C’est triste, mais la dernière décennie nous a livré des vins souvent capiteux, ce qui est tout à fait normal, car nos tablettes sont de plus en plus garnies de vins du Nouveau Monde. Qui dit vin moderne dit vin d’endroit ensoleillé, donc plus de matière, plus de concentration et plus d’alcool. Est-ce qu’un 14,5 % d’alcool est vraiment nécessaire à la qualité d’un vin? Loin de là. Vous n’avez qu’à penser à un délectable riesling allemand à 9 % ou à un fin pinot noir de Bourgogne à 12 %!
L’Australie, le Chili, l’Argentine, l’Afrique du Sud et la Californie nous livrent fréquemment des vins avec un pourcentage d’alcool excessif. Ce sont des pays assez solaires, donc la maturité phénolique du raisin y est rarement absente. Par contre, comme nous le disent les oenologues de ces pays, "il y a un marché pour ce type de vins-là". Des produits pas seulement alcoolisés, mais aussi de grande extraction, des vins volumineux qui regorgent de fruit. Mais est-ce qu’on finit toujours la bouteille? N’oubliez pas que l’une des meilleures façons de savoir qu’un vin est bon est de constater qu’on en termine la bouteille!

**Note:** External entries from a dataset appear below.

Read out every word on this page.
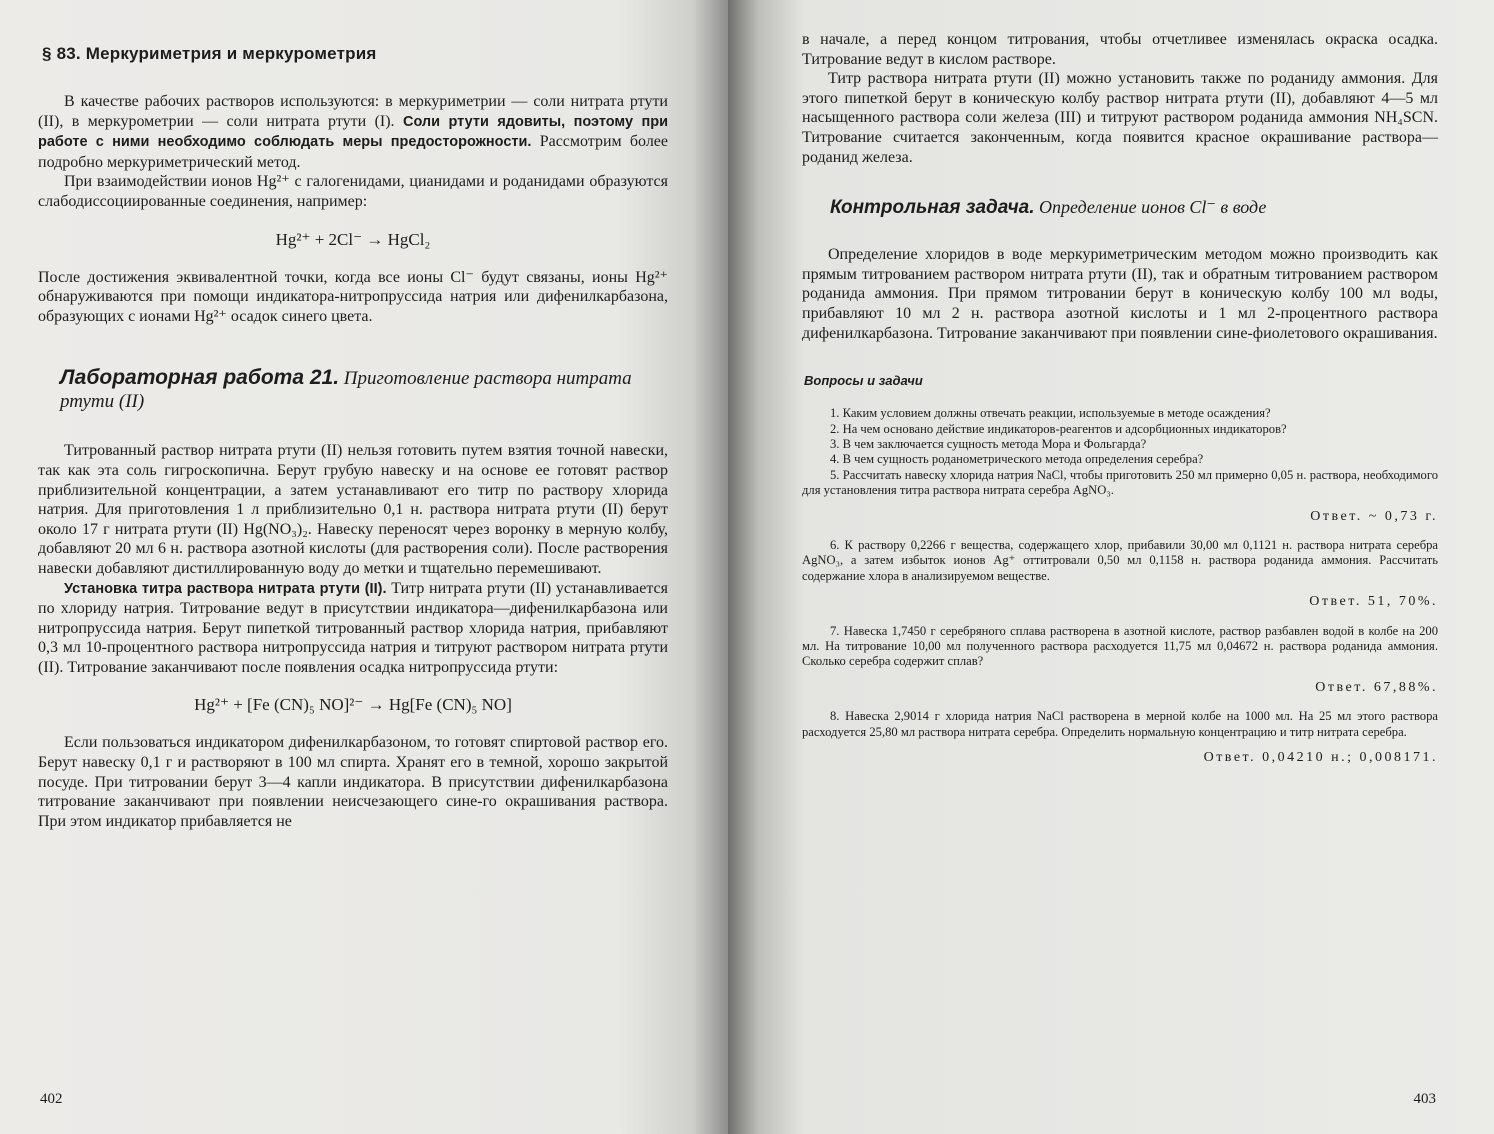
§ 83. Меркуриметрия и меркурометрия

В качестве рабочих растворов используются: в меркуриметрии — соли нитрата ртути (II), в меркурометрии — соли нитрата ртути (I). Соли ртути ядовиты, поэтому при работе с ними необходимо соблюдать меры предосторожности. Рассмотрим более подробно меркуриметрический метод.

При взаимодействии ионов Hg²⁺ с галогенидами, цианидами и роданидами образуются слабодиссоциированные соединения, например:

Hg²⁺ + 2Cl⁻ → HgCl₂

После достижения эквивалентной точки, когда все ионы Cl⁻ будут связаны, ионы Hg²⁺ обнаруживаются при помощи индикатора-нитропруссида натрия или дифенилкарбазона, образующих с ионами Hg²⁺ осадок синего цвета.

Лабораторная работа 21. Приготовление раствора нитрата ртути (II)

Титрованный раствор нитрата ртути (II) нельзя готовить путем взятия точной навески, так как эта соль гигроскопична. Берут грубую навеску и на основе ее готовят раствор приблизительной концентрации, а затем устанавливают его титр по раствору хлорида натрия. Для приготовления 1 л приблизительно 0,1 н. раствора нитрата ртути (II) берут около 17 г нитрата ртути (II) Hg(NO₃)₂. Навеску переносят через воронку в мерную колбу, добавляют 20 мл 6 н. раствора азотной кислоты (для растворения соли). После растворения навески добавляют дистиллированную воду до метки и тщательно перемешивают.

Установка титра раствора нитрата ртути (II). Титр нитрата ртути (II) устанавливается по хлориду натрия. Титрование ведут в присутствии индикатора—дифенилкарбазона или нитропруссида натрия. Берут пипеткой титрованный раствор хлорида натрия, прибавляют 0,3 мл 10-процентного раствора нитропруссида натрия и титруют раствором нитрата ртути (II). Титрование заканчивают после появления осадка нитропруссида ртути:

Hg²⁺ + [Fe (CN)₅ NO]²⁻ → Hg[Fe (CN)₅ NO]

Если пользоваться индикатором дифенилкарбазоном, то готовят спиртовой раствор его. Берут навеску 0,1 г и растворяют в 100 мл спирта. Хранят его в темной, хорошо закрытой посуде. При титровании берут 3—4 капли индикатора. В присутствии дифенилкарбазона титрование заканчивают при появлении неисчезающего сине-го окрашивания раствора. При этом индикатор прибавляется не

402

в начале, а перед концом титрования, чтобы отчетливее изменялась окраска осадка. Титрование ведут в кислом растворе.

Титр раствора нитрата ртути (II) можно установить также по роданиду аммония. Для этого пипеткой берут в коническую колбу раствор нитрата ртути (II), добавляют 4—5 мл насыщенного раствора соли железа (III) и титруют раствором роданида аммония NH₄SCN. Титрование считается законченным, когда появится красное окрашивание раствора—роданид железа.

Контрольная задача. Определение ионов Cl⁻ в воде

Определение хлоридов в воде меркуриметрическим методом можно производить как прямым титрованием раствором нитрата ртути (II), так и обратным титрованием раствором роданида аммония. При прямом титровании берут в коническую колбу 100 мл воды, прибавляют 10 мл 2 н. раствора азотной кислоты и 1 мл 2-процентного раствора дифенилкарбазона. Титрование заканчивают при появлении сине-фиолетового окрашивания.

Вопросы и задачи

1. Каким условием должны отвечать реакции, используемые в методе осаждения?

2. На чем основано действие индикаторов-реагентов и адсорбционных индикаторов?

3. В чем заключается сущность метода Мора и Фольгарда?

4. В чем сущность роданометрического метода определения серебра?

5. Рассчитать навеску хлорида натрия NaCl, чтобы приготовить 250 мл примерно 0,05 н. раствора, необходимого для установления титра раствора нитрата серебра AgNO₃.

Ответ. ~ 0,73 г.

6. К раствору 0,2266 г вещества, содержащего хлор, прибавили 30,00 мл 0,1121 н. раствора нитрата серебра AgNO₃, а затем избыток ионов Ag⁺ оттитровали 0,50 мл 0,1158 н. раствора роданида аммония. Рассчитать содержание хлора в анализируемом веществе.

Ответ. 51, 70%.

7. Навеска 1,7450 г серебряного сплава растворена в азотной кислоте, раствор разбавлен водой в колбе на 200 мл. На титрование 10,00 мл полученного раствора расходуется 11,75 мл 0,04672 н. раствора роданида аммония. Сколько серебра содержит сплав?

Ответ. 67,88%.

8. Навеска 2,9014 г хлорида натрия NaCl растворена в мерной колбе на 1000 мл. На 25 мл этого раствора расходуется 25,80 мл раствора нитрата серебра. Определить нормальную концентрацию и титр нитрата серебра.

Ответ. 0,04210 н.; 0,008171.
403
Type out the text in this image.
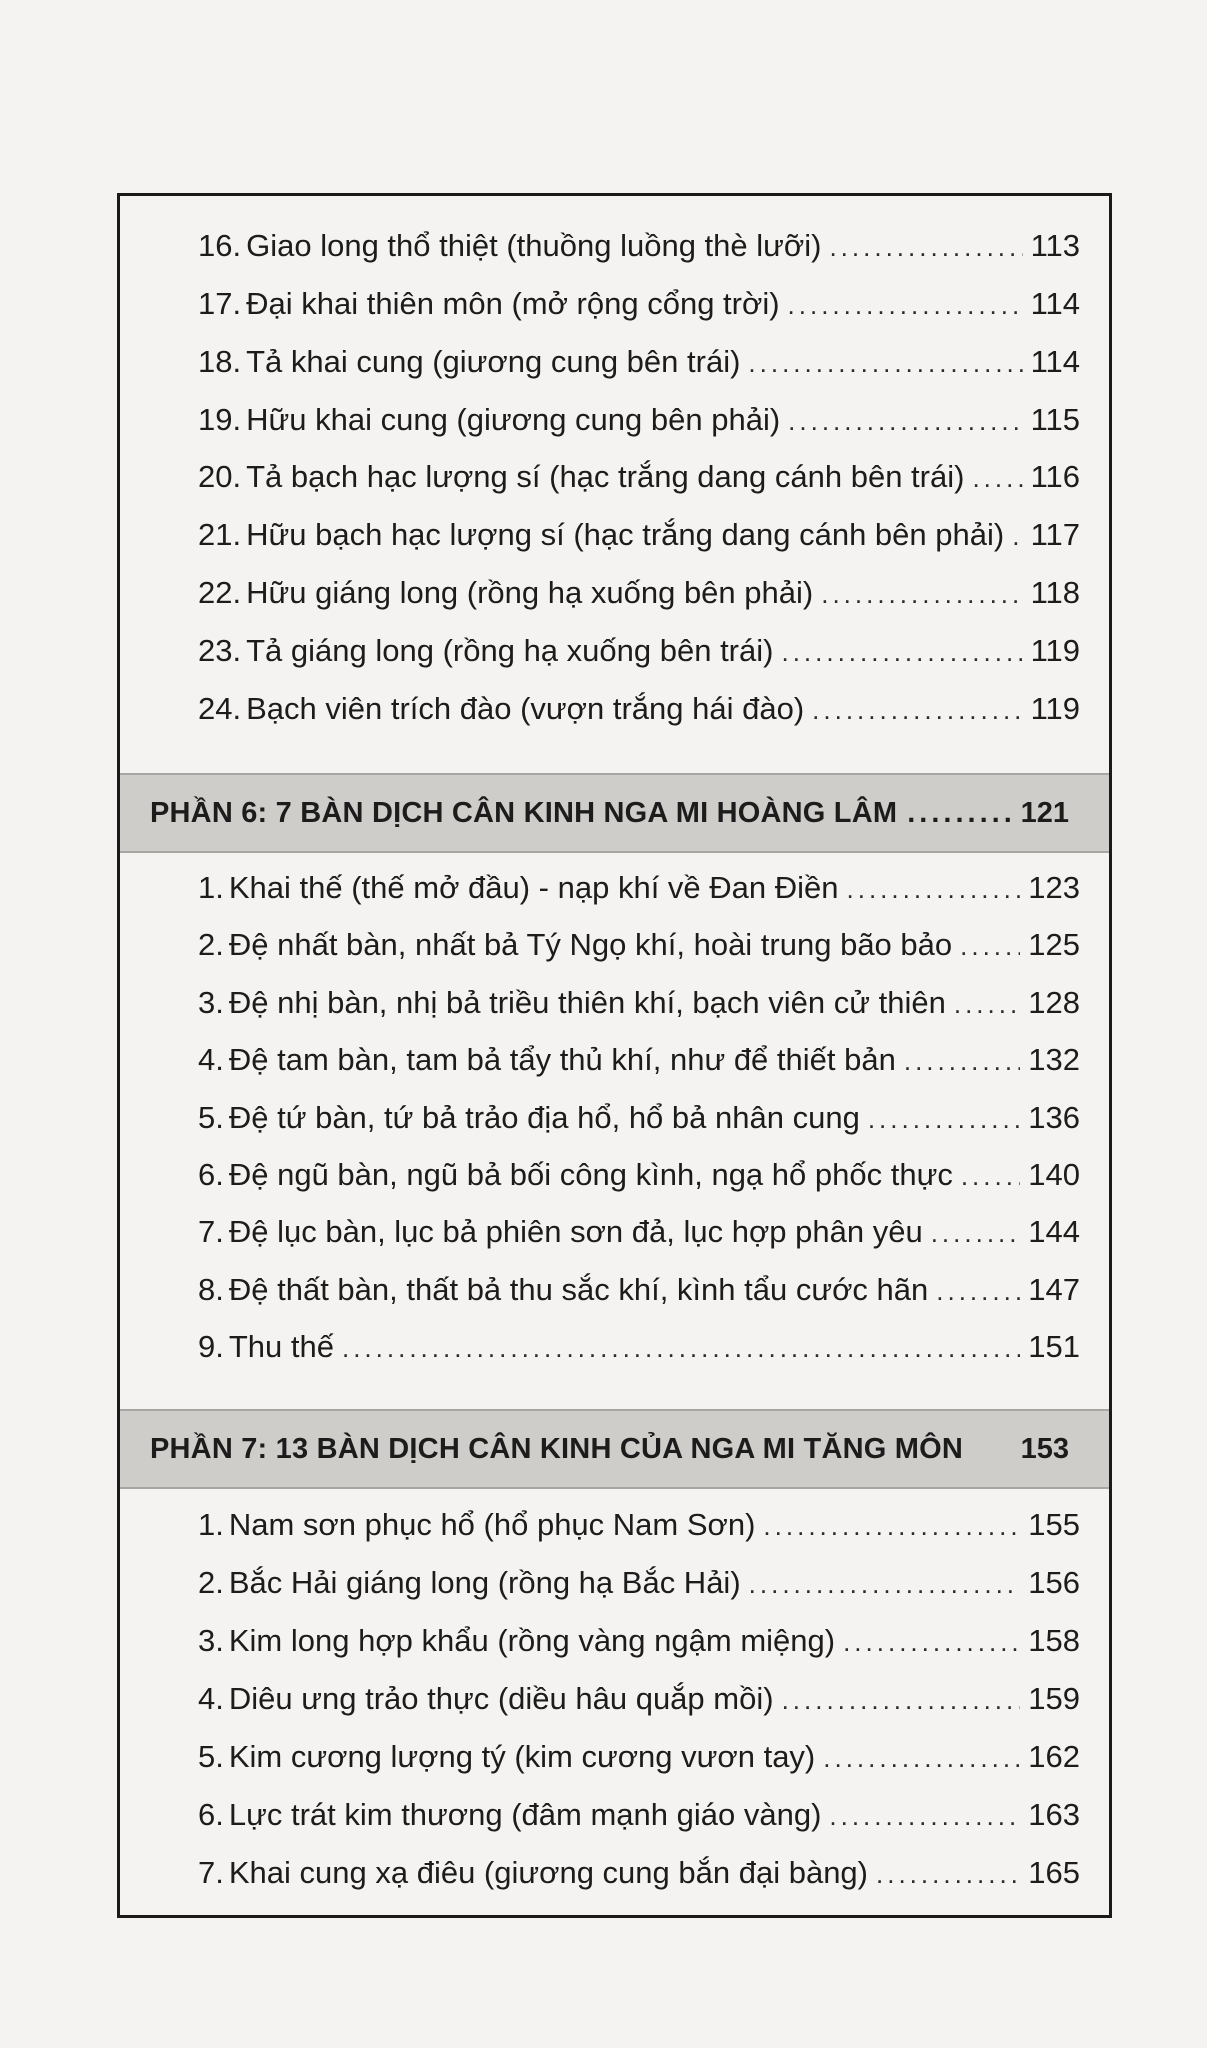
16. Giao long thổ thiệt (thuồng luồng thè lưỡi) .....	113
17. Đại khai thiên môn (mở rộng cổng trời) .....	114
18. Tả khai cung (giương cung bên trái) .....	114
19. Hữu khai cung (giương cung bên phải) .....	115
20. Tả bạch hạc lượng sí (hạc trắng dang cánh bên trái) ..... 116
21. Hữu bạch hạc lượng sí (hạc trắng dang cánh bên phải) ..... 117
22. Hữu giáng long (rồng hạ xuống bên phải) .....	118
23. Tả giáng long (rồng hạ xuống bên trái) .....	119
24. Bạch viên trích đào (vượn trắng hái đào) .....	119
PHẦN 6: 7 BÀN DỊCH CÂN KINH NGA MI HOÀNG LÂM .....	121
1. Khai thế (thế mở đầu) - nạp khí về Đan Điền .....	123
2. Đệ nhất bàn, nhất bả Tý Ngọ khí, hoài trung bão bảo ..... 125
3. Đệ nhị bàn, nhị bả triều thiên khí, bạch viên cử thiên .....	128
4. Đệ tam bàn, tam bả tẩy thủ khí, như để thiết bản .....	132
5. Đệ tứ bàn, tứ bả trảo địa hổ, hổ bả nhân cung .....	136
6. Đệ ngũ bàn, ngũ bả bối công kình, ngạ hổ phốc thực ..... 140
7. Đệ lục bàn, lục bả phiên sơn đả, lục hợp phân yêu .....	144
8. Đệ thất bàn, thất bả thu sắc khí, kình tẩu cước hãn .....	147
9. Thu thế .....	151
PHẦN 7: 13 BÀN DỊCH CÂN KINH CỦA NGA MI TĂNG MÔN 153
1. Nam sơn phục hổ (hổ phục Nam Sơn) .....	155
2. Bắc Hải giáng long (rồng hạ Bắc Hải) .....	156
3. Kim long hợp khẩu (rồng vàng ngậm miệng) .....	158
4. Diêu ưng trảo thực (diều hâu quắp mồi) .....	159
5. Kim cương lượng tý (kim cương vươn tay) .....	162
6. Lực trát kim thương (đâm mạnh giáo vàng) .....	163
7. Khai cung xạ điêu (giương cung bắn đại bàng) .....	165
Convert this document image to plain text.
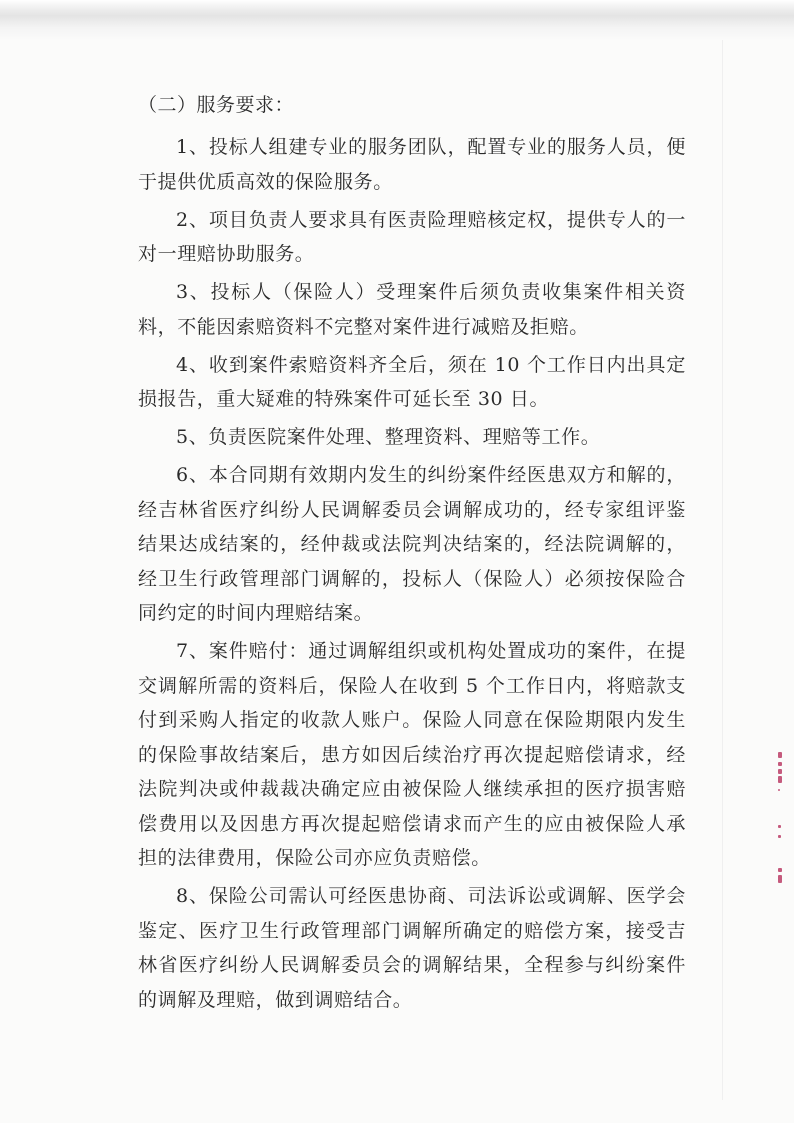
（二）服务要求：

1、投标人组建专业的服务团队，配置专业的服务人员，便于提供优质高效的保险服务。

2、项目负责人要求具有医责险理赔核定权，提供专人的一对一理赔协助服务。

3、投标人（保险人）受理案件后须负责收集案件相关资料，不能因索赔资料不完整对案件进行减赔及拒赔。

4、收到案件索赔资料齐全后，须在 10 个工作日内出具定损报告，重大疑难的特殊案件可延长至 30 日。

5、负责医院案件处理、整理资料、理赔等工作。

6、本合同期有效期内发生的纠纷案件经医患双方和解的，经吉林省医疗纠纷人民调解委员会调解成功的，经专家组评鉴结果达成结案的，经仲裁或法院判决结案的，经法院调解的，经卫生行政管理部门调解的，投标人（保险人）必须按保险合同约定的时间内理赔结案。

7、案件赔付：通过调解组织或机构处置成功的案件，在提交调解所需的资料后，保险人在收到 5 个工作日内，将赔款支付到采购人指定的收款人账户。保险人同意在保险期限内发生的保险事故结案后，患方如因后续治疗再次提起赔偿请求，经法院判决或仲裁裁决确定应由被保险人继续承担的医疗损害赔偿费用以及因患方再次提起赔偿请求而产生的应由被保险人承担的法律费用，保险公司亦应负责赔偿。

8、保险公司需认可经医患协商、司法诉讼或调解、医学会鉴定、医疗卫生行政管理部门调解所确定的赔偿方案，接受吉林省医疗纠纷人民调解委员会的调解结果，全程参与纠纷案件的调解及理赔，做到调赔结合。
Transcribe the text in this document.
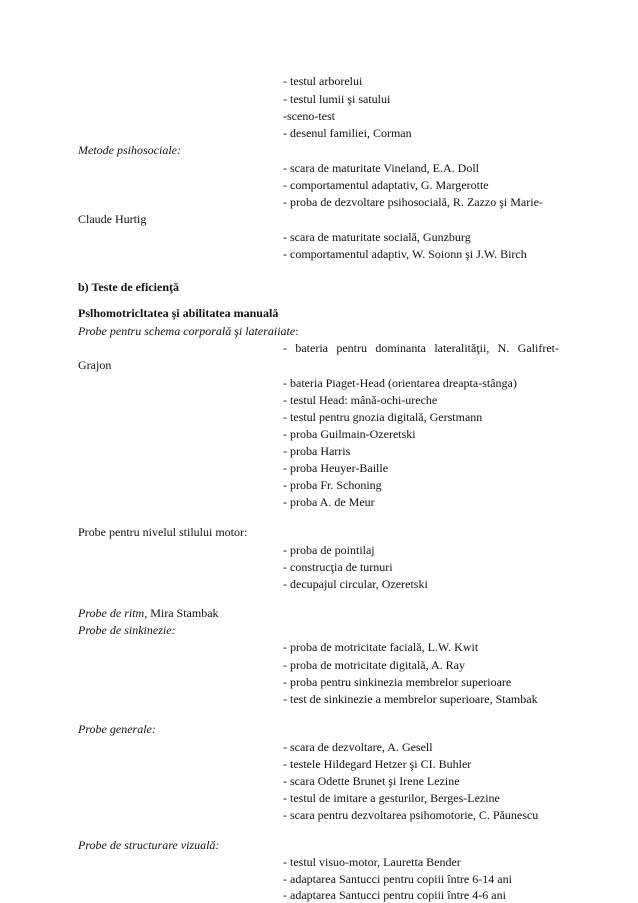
- testul arborelui
- testul lumii şi satului
-sceno-test
- desenul familiei, Corman
Metode psihosociale:
- scara de maturitate Vineland, E.A. Doll
- comportamentul adaptativ, G. Margerotte
- proba de dezvoltare psihosocială, R. Zazzo şi Marie-
Claude Hurtig
- scara de maturitate socială, Gunzburg
- comportamentul adaptiv, W. Soionn şi J.W. Birch
b) Teste de eficienţă
Pslhomotricltatea şi abilitatea manuală
Probe pentru schema corporală şi lateraiiate:
- bateria pentru dominanta lateralităţii, N. Galifret-
Grajon
- bateria Piaget-Head (orientarea dreapta-stânga)
- testul Head: mână-ochi-ureche
- testul pentru gnozia digitală, Gerstmann
- proba Guilmain-Ozeretski
- proba Harris
- proba Heuyer-Baille
- proba Fr. Schoning
- proba A. de Meur
Probe pentru nivelul stilului motor:
- proba de pointilaj
- construcţia de turnuri
- decupajul circular, Ozeretski
Probe de ritm, Mira Stambak
Probe de sinkinezie:
- proba de motricitate facială, L.W. Kwit
- proba de motricitate digitală, A. Ray
- proba pentru sinkinezia membrelor superioare
- test de sinkinezie a membrelor superioare, Stambak
Probe generale:
- scara de dezvoltare, A. Gesell
- testele Hildegard Hetzer şi CI. Buhler
- scara Odette Brunet şi Irene Lezine
- testul de imitare a gesturilor, Berges-Lezine
- scara pentru dezvoltarea psihomotorie, C. Păunescu
Probe de structurare vizuală:
- testul visuo-motor, Lauretta Bender
- adaptarea Santucci pentru copiii între 6-14 ani
- adaptarea Santucci pentru copiii între 4-6 ani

Bien sûr, il existe des exceptions. Pensez à un grand Châteauneuf-du-Pape à 15,5 %, à un phénoménal Amarone de la Vénétie à 16 %. Mais ces vins ont la colonne vertébrale qu’il faut pour prendre une charge en alcool aussi élevée. Même son de cloche pour les divins portos; leur degré alcoolique titre 20 %, mais ils possèdent une charge en sucre résiduel qui nous fait oublier l’alcool. Je lance la pierre (ou mon verre!) aux syrahs, aux malbecs, aux cabernets de l’hémisphère Sud, des produits souvent début de gamme où l’alcool (et le boisé!) dominent sur le fruit. Où est donc l’équilibre?
De plus, ce n’est que la pointe de l’iceberg avec le réchauffement planétaire. Au cours des prochaines années, les produits viniques seront encore plus mûrs, plus denses et probablement plus alcoolisés. Verrons-nous avec ces changements climatiques du chardonnay à l’île d’Orléans ou du zinfandel dans les Cantons-de-l’Est? J’en doute fortement. Par contre, le climat nordique et alpin québécois permet aux vignerons d’élaborer des vins à bas pourcentage d’alcool, ce qui est selon moi formidable!
Le but premier d’ouvrir une bouteille n’est pas l’ivresse, mais bien la découverte d’un liquide, un échange entre amis, un partage, car le vin est rassembleur et convivial.
LE VIN DE LA SEMAINE
J’adore cette appellation, le Québec aime cette AOC: Cahors. Cette région est située dans le sud-ouest de la France, près du Bordelais. Voici donc le Cahors 2004, Croix du Mayne à 18,15 $ (10542049). Une couleur de bonne intensité (comme la plupart des vins rouges de cette zone!), le nez est axé sur les petits fruits, le bois est presque absent. Au gustatif, les tanins sont serrés, le vin est net et sans défaut. Vous devrez par contre manger avec ce type de produit; pensez à une côte de cerf saignante allongée sur une poêlée de champignons sauvages. Servir à 17 degrés en l’oxygénant au moins 45 minutes en carafe.